Con una sonrisa Pamela mira a la cámara, también “se le nota” mucho que es tortillera. También recibía insultos lesbófobos, también le quemaron la pieza por lesbiana. A Pamela la mataron porque era pobre y porque se le notaba mucho que era lesbiana. 

No quiero decir que todas las lesbianas pobres sean marimachos, porque la historia nos ha enseñado que no es así, sin ir más lejos tenemos a las femmes, lesbianas con una feminidad tan subversiva que tampoco entran en la heteronorma. Las femmes son la otra mitad de una dupla hermosa que a día de hoy sigue siendo mito fundacional para muchas de nosotras, la pareja butch-femme

Butch-femme es una forma de codificar una realidad material muy clara desde los años 30 del siglo XX, lesbianas de clase obrera, en su mayoría de zonas fabriles, que dinamitan los roles sociales de lo que es un “hombre” y una “mujer”. Podría extenderme en las particularidades eróticas de esta combinación, sin embargo, lo que me interesa aquí es hacer énfasis en su origen de clase. Pienso (y no podría ser de otro modo) en Leslie Feinberg, autore de Stone Butch Blues describiendo las alianzas entre las de abajo para resistir a las violencias: “Para sobrevivir en aquél mundo, una stone butch y una puta tenían que ser duras. Ambas éramos lo que parecíamos, y eso era lo que nos gustaba de la otra”.  Feinberg era también una marimacho judía de clase obrera que a los 14 años dejó la escuela para incorporarse al mundo laboral, para ser más específicas al trabajo fabril. 

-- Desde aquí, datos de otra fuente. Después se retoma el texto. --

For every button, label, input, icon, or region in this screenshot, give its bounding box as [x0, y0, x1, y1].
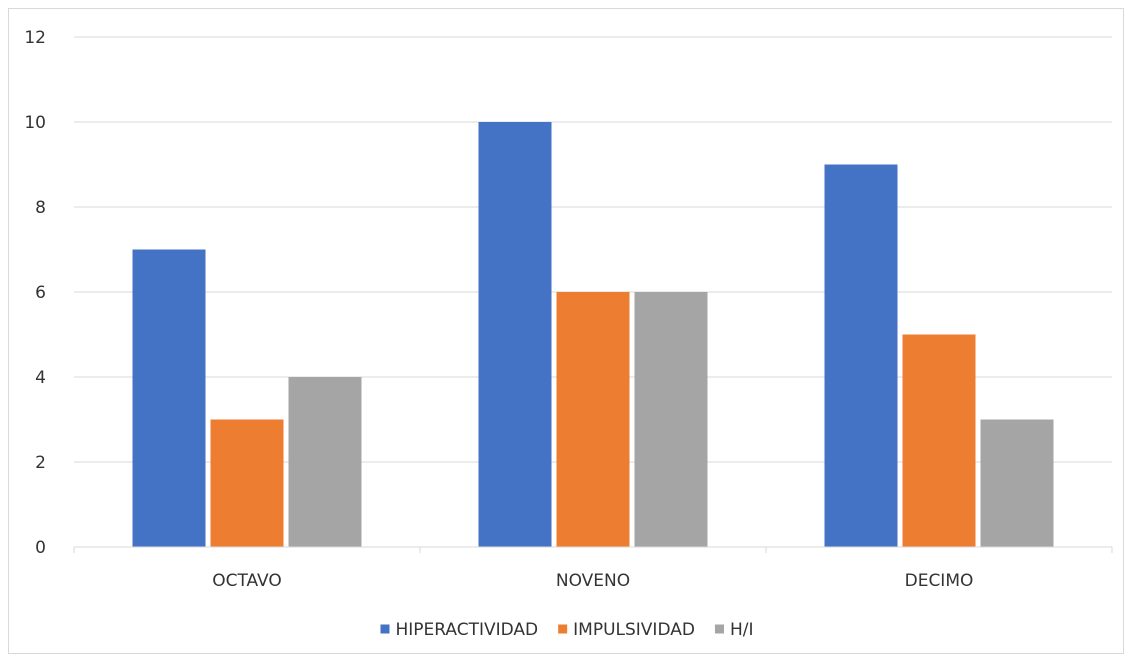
y-tick-label: 10 [24, 113, 46, 133]
x-tick-label: DECIMO [905, 571, 974, 591]
bar-h-i-noveno [634, 292, 708, 547]
legend-label: H/I [730, 620, 754, 640]
x-axis: OCTAVO NOVENO DECIMO [73, 546, 1113, 591]
y-tick-label: 4 [35, 368, 46, 388]
legend-swatch [714, 624, 724, 634]
y-axis-ticks: 0 2 4 6 8 10 12 [24, 28, 46, 558]
bar-impulsividad-noveno [556, 292, 630, 547]
y-tick-label: 8 [35, 198, 46, 218]
bar-impulsividad-decimo [902, 334, 976, 547]
x-tick-label: OCTAVO [212, 571, 282, 591]
bar-h-i-decimo [980, 419, 1054, 547]
y-tick-label: 12 [24, 28, 46, 48]
bar-impulsividad-octavo [210, 419, 284, 547]
y-tick-label: 0 [35, 538, 46, 558]
y-tick-label: 2 [35, 453, 46, 473]
legend-swatch [380, 624, 390, 634]
legend-label: IMPULSIVIDAD [573, 620, 695, 640]
y-tick-label: 6 [35, 283, 46, 303]
bar-hiperactividad-octavo [132, 249, 206, 547]
bar-h-i-octavo [288, 377, 362, 547]
legend-swatch [558, 624, 568, 634]
bars [132, 122, 1054, 547]
x-tick-label: NOVENO [556, 571, 630, 591]
bar-hiperactividad-decimo [824, 164, 898, 547]
bar-hiperactividad-noveno [478, 122, 552, 547]
legend-label: HIPERACTIVIDAD [395, 620, 538, 640]
legend: HIPERACTIVIDAD IMPULSIVIDAD H/I [380, 620, 754, 640]
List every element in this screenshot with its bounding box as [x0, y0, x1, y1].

Entonces, si en la clase trabajadora tenemos una infinidad de ejemplos de lesbianas masculinas que han puesto el cuerpo por nosotras y que lo siguen haciendo ¿por qué seguimos reproduciendo el “pero que camionera es” cuando nos encontramos con una? ¿Por qué no sentimos orgullo de clase, orgullo por las lesbianas de clase trabajadora? ¿Por qué admiramos el passing que da la clase? ¿Por qué nos embelesa una lesbiana andrógina (a más blanca más andrógina, o al revés)? ¿Por qué nos pierden las gestualidades vestidas con casimir? ¿Por qué nos enamoramos de las voces aterciopeladas cuyas tonalidades denotan los decimales de la cuenta de banco? La respuesta es muy sencilla: clasismo y fantasías aspiracionales. 

Sin embargo, mientras nosotras creamos gestas burguesas en nuestras cabezas, mientras soñamos con que nos arrullan unas cortinas de lino movidas por el viento al tiempo que yacemos plácidamente con nuestra amante infinita y etérea en unas sábanas de 200 hilos, a las lesbianas de clase trabajadora las siguen violando, les siguen quemando la casa y las siguen matando. Hoy, día en contra de la LGTBIfobia sería un buen momento para preguntarnos: ¿hasta cuándo? 

Mientras sigamos reivindicando que somos lesbianas buenas porque casi no se nos nota, mientras estemos más cómodas en el sáficas que en el lesbianas, mientras nuestro ejemplo a seguir sea Montserrat Oliver y su esposa, la también modelo Yaya Kosikova, tenemos un problema, a saber: nos seguirán matando.